François Pinault è nato il 21 agosto 1936 a Champs-Géraux, in Bretagna (Côtes-d’Armor). Nel 1963 fonda a Rennes la sua prima impresa nel campo del commercio di legname. In seguito amplia questa attività occupandosi di importazione, trasformazione e infine di distribuzione. Nel 1988 il gruppo Pinault viene quotato in Borsa.
Nel 1990 François Pinault decide di spostare le attività del gruppo dal settore del legname e di orientarle verso il settore retail. Il gruppo acquisisce una dopo l’altra le società CFAO (Compagnie Française de l’Afrique Occidentale), leader nell’Africa subsahariana, Conforama, leader nel campo dell’arredamento e delle attrezzature per la casa, La Redoute, leader della vendita per corrispondenza. Con la nuova denominazione PPR, il gruppo arricchisce ulteriormente il proprio portafoglio di marchi con l’acquisto di FNAC, leader nella distribuzione di prodotti culturali.

Nel 1999, PPR diventa il terzo gruppo mondiale del settore dei beni di lusso, avendo acquisito il controllo del gruppo Gucci (Gucci, Yves Saint-Laurent, Bottega Veneta, Sergio Rossi, Boucheron, Stella McCartney, Alexander McQueen, Balenciaga). Nel 2007, il gruppo coglie una nuova opportunità di crescita con l’acquisizione di una partecipazione di controllo in Puma, leader mondiale e marchio di riferimento nel mondo dello sportlifestyle. Così, PPR continua a sviluppare la propria attività su mercati in crescita, attraverso marchi noti e dominanti.

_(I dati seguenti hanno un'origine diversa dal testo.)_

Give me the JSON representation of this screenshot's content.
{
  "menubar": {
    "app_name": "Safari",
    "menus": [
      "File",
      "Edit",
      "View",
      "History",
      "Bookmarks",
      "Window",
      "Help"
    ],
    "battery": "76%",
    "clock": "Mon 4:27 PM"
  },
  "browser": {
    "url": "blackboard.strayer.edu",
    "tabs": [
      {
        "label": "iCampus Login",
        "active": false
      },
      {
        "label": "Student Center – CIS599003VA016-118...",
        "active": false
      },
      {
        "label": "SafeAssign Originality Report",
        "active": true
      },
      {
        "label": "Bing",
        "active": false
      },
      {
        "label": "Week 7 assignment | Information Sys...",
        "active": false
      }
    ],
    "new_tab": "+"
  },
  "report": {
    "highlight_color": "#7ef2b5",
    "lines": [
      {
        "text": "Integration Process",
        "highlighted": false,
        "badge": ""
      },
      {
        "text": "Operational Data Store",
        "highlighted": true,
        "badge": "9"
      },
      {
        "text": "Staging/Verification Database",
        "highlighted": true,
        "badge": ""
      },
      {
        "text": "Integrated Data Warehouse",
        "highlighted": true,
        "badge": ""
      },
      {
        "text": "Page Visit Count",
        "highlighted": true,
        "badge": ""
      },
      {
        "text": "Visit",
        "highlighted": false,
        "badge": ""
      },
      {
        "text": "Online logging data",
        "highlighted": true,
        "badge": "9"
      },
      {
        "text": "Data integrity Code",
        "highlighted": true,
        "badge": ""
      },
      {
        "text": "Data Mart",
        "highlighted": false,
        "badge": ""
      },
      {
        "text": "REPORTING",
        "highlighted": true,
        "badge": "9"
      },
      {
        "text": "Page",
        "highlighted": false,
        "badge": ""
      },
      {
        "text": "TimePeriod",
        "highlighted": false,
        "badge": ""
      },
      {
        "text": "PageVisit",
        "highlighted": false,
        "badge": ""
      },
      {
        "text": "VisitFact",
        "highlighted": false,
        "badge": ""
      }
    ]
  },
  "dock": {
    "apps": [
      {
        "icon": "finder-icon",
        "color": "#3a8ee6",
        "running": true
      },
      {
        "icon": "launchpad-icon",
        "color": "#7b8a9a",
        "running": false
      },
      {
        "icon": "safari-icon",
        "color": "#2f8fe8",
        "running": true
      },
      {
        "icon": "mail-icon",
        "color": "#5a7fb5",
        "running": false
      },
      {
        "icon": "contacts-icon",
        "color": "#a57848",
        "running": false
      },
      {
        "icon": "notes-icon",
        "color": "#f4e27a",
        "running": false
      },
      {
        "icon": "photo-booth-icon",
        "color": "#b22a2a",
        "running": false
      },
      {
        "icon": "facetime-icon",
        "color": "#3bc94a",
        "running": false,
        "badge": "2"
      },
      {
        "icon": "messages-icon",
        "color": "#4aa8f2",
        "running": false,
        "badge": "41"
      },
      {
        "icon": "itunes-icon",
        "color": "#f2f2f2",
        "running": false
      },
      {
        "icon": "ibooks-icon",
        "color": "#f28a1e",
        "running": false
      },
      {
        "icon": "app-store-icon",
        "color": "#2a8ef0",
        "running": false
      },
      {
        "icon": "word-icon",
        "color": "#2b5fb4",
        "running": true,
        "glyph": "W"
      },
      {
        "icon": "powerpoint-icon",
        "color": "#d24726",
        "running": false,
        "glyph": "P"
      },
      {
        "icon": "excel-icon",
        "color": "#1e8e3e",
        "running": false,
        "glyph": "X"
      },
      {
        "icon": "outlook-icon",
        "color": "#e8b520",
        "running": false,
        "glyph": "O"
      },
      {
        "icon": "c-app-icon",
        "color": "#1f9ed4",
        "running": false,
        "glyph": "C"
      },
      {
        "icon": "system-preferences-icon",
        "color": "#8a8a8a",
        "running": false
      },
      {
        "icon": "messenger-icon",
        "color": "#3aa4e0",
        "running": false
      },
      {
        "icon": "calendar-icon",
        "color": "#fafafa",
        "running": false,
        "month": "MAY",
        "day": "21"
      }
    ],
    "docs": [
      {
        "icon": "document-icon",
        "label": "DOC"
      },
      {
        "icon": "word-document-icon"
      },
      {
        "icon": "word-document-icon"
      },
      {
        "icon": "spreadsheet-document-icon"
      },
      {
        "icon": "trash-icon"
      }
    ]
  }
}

In parallelo, François Pinault decide di dotarsi di una struttura per investire in attività con un forte potenziale di crescita, ma in settori differenti da quelli del retail e dei beni di lusso che fanno capo al gruppo PPR. Nel 1992 fonda Artemis, società di capitali interamente controllata da François Pinault e dalla sua famiglia. Artemis controlla i vigneti di Bordeaux di Chateau Latour, la testata giornalistica “Le Point” e il quotidiano “L’Agefi”. Prende anche il controllo della Casa d’Aste Christie’s e una partecipazione nel gruppo Bouygues in qualità di azionista di controllo (settori delle costruzioni, delle telecomunicazioni e dei media). François Pinault è anche proprietario di una squadra di calcio della serie maggiore, lo Stade Rennais, nonché titolare del Theâtre Marigny, a Parigi. Nel 2003, François Pinault lascia le redini del gruppo a suo figlio, François-Henri Pinault.

Grande appassionato d’arte, tra i più grandi collezionisti di arte contemporanea del mondo, François Pinault ha scelto di condividere la sua passione con il pubblico. Nel 2005 ha acquisito il prestigioso Palazzo Grassi a Venezia, dove ha presentato una parte della sua collezione attraverso tre esposizioni Where Are We Going? (2006), Post-Pop (2007), Sequence 1 (2007). Nel 2006 e nel 2007 François Pinault è stato indicato dalla rivista “Art Review” come la personalità più influente del mondo dell’arte contemporanea. Nel mese di ottobre 2008 è stato nominato presidente del Comité Français e consigliere internazionale del Praemium Imperiale.

Nel 2007, è stato scelto dal Comune di Venezia per trasformare i vecchi magazzini della Dogana da Mar, Punta della Dogana, in un centro di arte contemporanea dove esporre una selezione di opere della sua collezione. Ristrutturata da Tadao Ando, Punta della Dogana apre al pubblico nel giugno 2009 con la mostra Mapping the Studio, che si sviluppa anche negli spazi di Palazzo Grassi, seguita da Elogio del dubbio (2011) concepita in complementarietà con Il mondo vi appartiene (2011), presentata simultaneamente a Palazzo Grassi, seguita dalle mostre Madame Fisscher (2012), personale di Urs Fischer, La voce delle immagini (2012–2013) e Rudolf Stingel (2013), monografia dedicata all’artista.

Sollecitato da numerosissime richieste provenienti da ogni parte del mondo, François Pinault presenta opere scelte dalla sua collezione anche al di fuori di Venezia, come testimoniano le esposizioni Passage du Temps al Tri Postal a Lille, in Francia (2007), Un certain état du monde presso il Garage Melnikov a Mosca (2009), Qui a peur des artistes? (2009) a Dinard in Bretagna, Agony and Ecstasy (2011) alla SongEun Foundation a Seul, L’art à l’épreuve du monde (2013) a Dépoland, Dunkerque, e A triple tour (2013) alla Conciergerie di Parigi.